ECLI:NL:CRVB:2014:4181
Centrale Raad van Beroep
- Hoger beroep
- T.L. de Vries
- H.J. Simon
- E.E.V. Lenos
- Rechtspraak.nl
Verlaging kinderbijslag op grond van de Wet woonlandbeginsel voor kinderen die in Marokko wonen is in strijd met het internationale recht
In deze zaak heeft de Centrale Raad van Beroep op 12 december 2014 uitspraak gedaan in hoger beroep tegen de beslissing van de rechtbank Amsterdam. De zaak betreft de verlaging van de kinderbijslag voor kinderen die in Marokko wonen, op basis van de Wet woonlandbeginsel. De betrokkenen, die allen voor 1 juli 2012 kinderbijslag ontvingen, hebben bezwaar gemaakt tegen de aanpassing van de hoogte van de kinderbijslag, die is aangepast aan het kostenniveau van het land waar de kinderen wonen.
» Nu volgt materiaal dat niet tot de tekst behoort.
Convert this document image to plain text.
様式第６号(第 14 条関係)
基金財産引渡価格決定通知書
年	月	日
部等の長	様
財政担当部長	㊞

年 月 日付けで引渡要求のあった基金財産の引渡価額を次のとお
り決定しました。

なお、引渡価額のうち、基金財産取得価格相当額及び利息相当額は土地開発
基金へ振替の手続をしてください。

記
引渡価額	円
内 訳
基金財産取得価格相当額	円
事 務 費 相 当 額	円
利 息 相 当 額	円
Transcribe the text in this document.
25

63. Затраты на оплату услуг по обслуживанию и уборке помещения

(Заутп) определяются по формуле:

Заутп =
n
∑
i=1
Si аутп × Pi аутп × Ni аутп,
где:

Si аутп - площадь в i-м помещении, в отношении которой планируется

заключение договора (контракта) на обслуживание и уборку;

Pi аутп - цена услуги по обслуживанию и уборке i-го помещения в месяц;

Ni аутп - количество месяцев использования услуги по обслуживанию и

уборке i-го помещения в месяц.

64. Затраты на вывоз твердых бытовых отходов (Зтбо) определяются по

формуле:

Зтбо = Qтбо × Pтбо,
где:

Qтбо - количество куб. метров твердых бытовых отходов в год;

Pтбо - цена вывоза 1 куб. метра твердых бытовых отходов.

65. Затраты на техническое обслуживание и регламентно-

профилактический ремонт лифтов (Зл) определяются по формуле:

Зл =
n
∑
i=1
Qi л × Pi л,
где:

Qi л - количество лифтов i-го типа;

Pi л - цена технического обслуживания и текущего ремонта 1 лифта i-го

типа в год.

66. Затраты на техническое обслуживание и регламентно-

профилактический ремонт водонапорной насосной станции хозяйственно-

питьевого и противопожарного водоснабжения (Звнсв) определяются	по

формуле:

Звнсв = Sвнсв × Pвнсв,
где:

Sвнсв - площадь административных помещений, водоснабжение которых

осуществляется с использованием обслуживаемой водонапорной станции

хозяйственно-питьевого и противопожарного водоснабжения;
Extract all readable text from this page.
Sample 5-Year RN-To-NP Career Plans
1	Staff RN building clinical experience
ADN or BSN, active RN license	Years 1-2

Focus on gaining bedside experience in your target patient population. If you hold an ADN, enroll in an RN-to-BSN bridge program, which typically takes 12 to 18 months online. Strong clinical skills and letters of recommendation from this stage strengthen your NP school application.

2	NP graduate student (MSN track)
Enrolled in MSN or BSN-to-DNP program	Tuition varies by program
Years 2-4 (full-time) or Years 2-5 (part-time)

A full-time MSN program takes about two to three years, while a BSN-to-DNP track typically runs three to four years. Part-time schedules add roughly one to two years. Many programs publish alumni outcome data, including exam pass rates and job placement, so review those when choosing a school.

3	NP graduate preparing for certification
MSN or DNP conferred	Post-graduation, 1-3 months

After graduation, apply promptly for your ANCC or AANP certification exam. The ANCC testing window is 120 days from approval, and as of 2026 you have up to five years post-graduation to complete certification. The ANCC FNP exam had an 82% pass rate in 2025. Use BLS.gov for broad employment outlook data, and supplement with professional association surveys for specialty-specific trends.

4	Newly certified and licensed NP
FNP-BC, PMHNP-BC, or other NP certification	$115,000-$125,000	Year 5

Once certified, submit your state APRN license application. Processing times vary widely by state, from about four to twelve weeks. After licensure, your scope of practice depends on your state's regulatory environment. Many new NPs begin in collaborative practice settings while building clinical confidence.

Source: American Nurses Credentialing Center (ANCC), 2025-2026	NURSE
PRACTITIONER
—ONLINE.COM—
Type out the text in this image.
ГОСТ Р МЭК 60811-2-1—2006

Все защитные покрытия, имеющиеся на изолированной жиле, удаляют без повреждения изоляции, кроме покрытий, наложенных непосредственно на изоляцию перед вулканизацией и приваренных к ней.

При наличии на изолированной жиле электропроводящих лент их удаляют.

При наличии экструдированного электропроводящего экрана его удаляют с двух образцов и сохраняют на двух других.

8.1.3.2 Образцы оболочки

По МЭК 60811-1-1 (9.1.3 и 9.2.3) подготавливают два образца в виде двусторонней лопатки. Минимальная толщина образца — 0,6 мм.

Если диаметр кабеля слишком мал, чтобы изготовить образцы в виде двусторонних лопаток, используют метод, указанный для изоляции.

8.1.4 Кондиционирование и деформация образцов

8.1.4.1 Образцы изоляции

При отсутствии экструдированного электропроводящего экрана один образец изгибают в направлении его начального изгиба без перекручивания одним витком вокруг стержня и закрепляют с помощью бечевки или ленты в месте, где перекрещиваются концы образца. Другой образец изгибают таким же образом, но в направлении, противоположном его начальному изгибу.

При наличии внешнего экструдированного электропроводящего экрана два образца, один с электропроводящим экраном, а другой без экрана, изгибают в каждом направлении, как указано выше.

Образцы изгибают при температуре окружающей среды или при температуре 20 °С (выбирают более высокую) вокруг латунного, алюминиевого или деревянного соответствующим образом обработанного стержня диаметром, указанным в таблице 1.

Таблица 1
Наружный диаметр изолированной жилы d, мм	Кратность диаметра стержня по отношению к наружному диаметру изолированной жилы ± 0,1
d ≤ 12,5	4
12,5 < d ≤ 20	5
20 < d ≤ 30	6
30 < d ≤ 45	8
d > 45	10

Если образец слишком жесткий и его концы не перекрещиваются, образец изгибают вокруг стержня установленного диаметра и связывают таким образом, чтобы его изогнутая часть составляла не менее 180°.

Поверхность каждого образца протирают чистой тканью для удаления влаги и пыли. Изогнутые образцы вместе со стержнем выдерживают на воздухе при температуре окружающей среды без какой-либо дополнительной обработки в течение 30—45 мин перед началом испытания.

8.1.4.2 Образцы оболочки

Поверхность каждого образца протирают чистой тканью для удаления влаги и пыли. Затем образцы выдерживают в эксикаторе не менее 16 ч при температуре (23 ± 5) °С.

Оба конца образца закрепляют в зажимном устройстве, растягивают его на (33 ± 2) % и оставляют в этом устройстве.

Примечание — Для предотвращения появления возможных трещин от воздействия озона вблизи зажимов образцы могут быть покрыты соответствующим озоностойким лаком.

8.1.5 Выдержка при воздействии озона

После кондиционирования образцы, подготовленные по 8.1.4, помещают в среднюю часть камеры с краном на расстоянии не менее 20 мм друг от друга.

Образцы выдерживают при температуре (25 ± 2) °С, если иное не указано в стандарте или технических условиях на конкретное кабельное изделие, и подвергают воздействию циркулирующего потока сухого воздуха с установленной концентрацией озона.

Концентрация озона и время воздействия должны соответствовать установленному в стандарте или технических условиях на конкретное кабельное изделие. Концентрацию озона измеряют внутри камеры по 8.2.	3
De Sociale verzekeringsbank (Svb) heeft in hoger beroep gesteld dat de wijziging van de kinderbijslag niet in strijd is met het internationale recht, maar de Raad oordeelt dat de toepassing van het woonlandbeginsel in dit geval in strijd is met artikel 5 van het Algemeen Verdrag inzake sociale zekerheid tussen Nederland en Marokko. De Raad bevestigt de uitspraak van de rechtbank, die eerder had geoordeeld dat de betrokkenen niet ongelijk behandeld mogen worden op basis van hun nationaliteit en dat de wijziging van de kinderbijslag niet gerechtvaardigd is. De Raad heeft de Svb veroordeeld tot vergoeding van de proceskosten en heeft bepaald dat het in hoger beroep betaalde griffierecht aan de betrokkenen wordt terugbetaald.